MQSeries.net :: View topic - IIB's database connection management philosophy

McueMart · Posted: Thu May 14, 2015 4:14 am Post subject:

Hi all,

This post is an account of my experience, and is an opportunity for the knowledgeable people of this forum (hopefully including the devs...) to give their take on it.

When broker is managing ODBC/JDBC connections, the following set of steps can occur:

1) A flow processes message 1 and successfully connects to ODBC DSN 'TEST'
2) The 'TEST' database is now restarted
3) The flow processes message 2, and this time the flow throws an exception along the lines of: "[unixODBC]Communication link failure , [unixODBC]Disconnect error.".
4) The flow processes message 3, and this time the broker will successfully reconnect to the datasource and function normally.

I have confirmed via PMR that this is the expected behavior. What im having a hard time understanding, is why it has been implemented like this, and what we can do about it.

Ideally I would like it to work like this:

1) A flow processes message 1 and successfully connects to ODBC DSN 'TEST'
2) The 'TEST' database is now restarted
3) A flow processes message 2. The broker detects that the ODBC connection is broken and attempts to reconnect it. The reconnected connection is then used to process the work - which succeeds.

So hopefully it's clear from this example that I don't understand why broker has to function like:

"Ohhh yea, I see this connection is broken - let me throw an exception to let you know this! After that I'll mark the connection as broken and clear this connection out of my pool so that future messages will attempt to reconnect".
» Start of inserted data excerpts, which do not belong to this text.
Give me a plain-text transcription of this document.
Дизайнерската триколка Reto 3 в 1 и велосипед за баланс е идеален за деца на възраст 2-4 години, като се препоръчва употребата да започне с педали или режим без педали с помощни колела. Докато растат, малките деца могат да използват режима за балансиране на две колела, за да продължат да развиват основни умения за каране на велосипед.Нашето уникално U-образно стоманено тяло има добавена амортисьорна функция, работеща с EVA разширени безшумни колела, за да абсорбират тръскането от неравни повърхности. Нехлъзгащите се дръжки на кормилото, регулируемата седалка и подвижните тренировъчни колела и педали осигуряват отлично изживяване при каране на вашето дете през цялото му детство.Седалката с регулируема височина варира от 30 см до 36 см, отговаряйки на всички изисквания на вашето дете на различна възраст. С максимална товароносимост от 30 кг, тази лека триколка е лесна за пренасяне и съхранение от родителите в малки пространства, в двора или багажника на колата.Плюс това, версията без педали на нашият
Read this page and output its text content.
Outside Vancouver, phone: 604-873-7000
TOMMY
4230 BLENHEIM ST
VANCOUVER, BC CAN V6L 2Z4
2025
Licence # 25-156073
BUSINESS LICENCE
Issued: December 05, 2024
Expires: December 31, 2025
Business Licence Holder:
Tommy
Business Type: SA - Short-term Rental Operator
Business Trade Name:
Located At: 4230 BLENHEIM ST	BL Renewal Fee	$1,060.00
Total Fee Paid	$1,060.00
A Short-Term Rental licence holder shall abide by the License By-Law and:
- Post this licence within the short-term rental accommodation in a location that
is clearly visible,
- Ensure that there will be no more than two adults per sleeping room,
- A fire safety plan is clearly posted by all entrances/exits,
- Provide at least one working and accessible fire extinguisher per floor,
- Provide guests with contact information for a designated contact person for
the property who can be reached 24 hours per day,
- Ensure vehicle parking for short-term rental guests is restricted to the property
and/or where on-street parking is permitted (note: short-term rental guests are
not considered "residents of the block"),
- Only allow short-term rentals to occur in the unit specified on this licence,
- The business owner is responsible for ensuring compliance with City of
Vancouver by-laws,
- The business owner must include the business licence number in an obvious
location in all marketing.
From a user's perspective, I don't want broker throwing an exception when the connection is broken UNLESS it really cannot re-connect (i.e. the DB is down).

My thoughts about how can we work around this kind of error:

1) Implement logic down the 'catch' leg of a flow which detects this particular type of exception. *Non-transactionally* , send the original input message back to the input queue. The flow will then have to rollback (we cant commit any other work which might have been done via another DataSource).

2) Put procedures in place that any time a database is restarted, any execution groups which had connections to it need to also be restarted. This wouldn't fix the issue of the odd network blip causing a DB connection to be broken though.

3) Raise an RFE to ask IBM to re-visit their implementation, or at least provide a 'Clear connection pool' facility, so we can immediately clear the 'broken' connection pool after we know a database has been restarted. IBM has stated that this behavior has been in place for a long time, so I fear my chances of success if I go this route...

Couldn't find that this had been discussed previously (Lots of discussion about broker's (lack of) connection pooling , but nothing on this precise issue) - so any input is appreciated.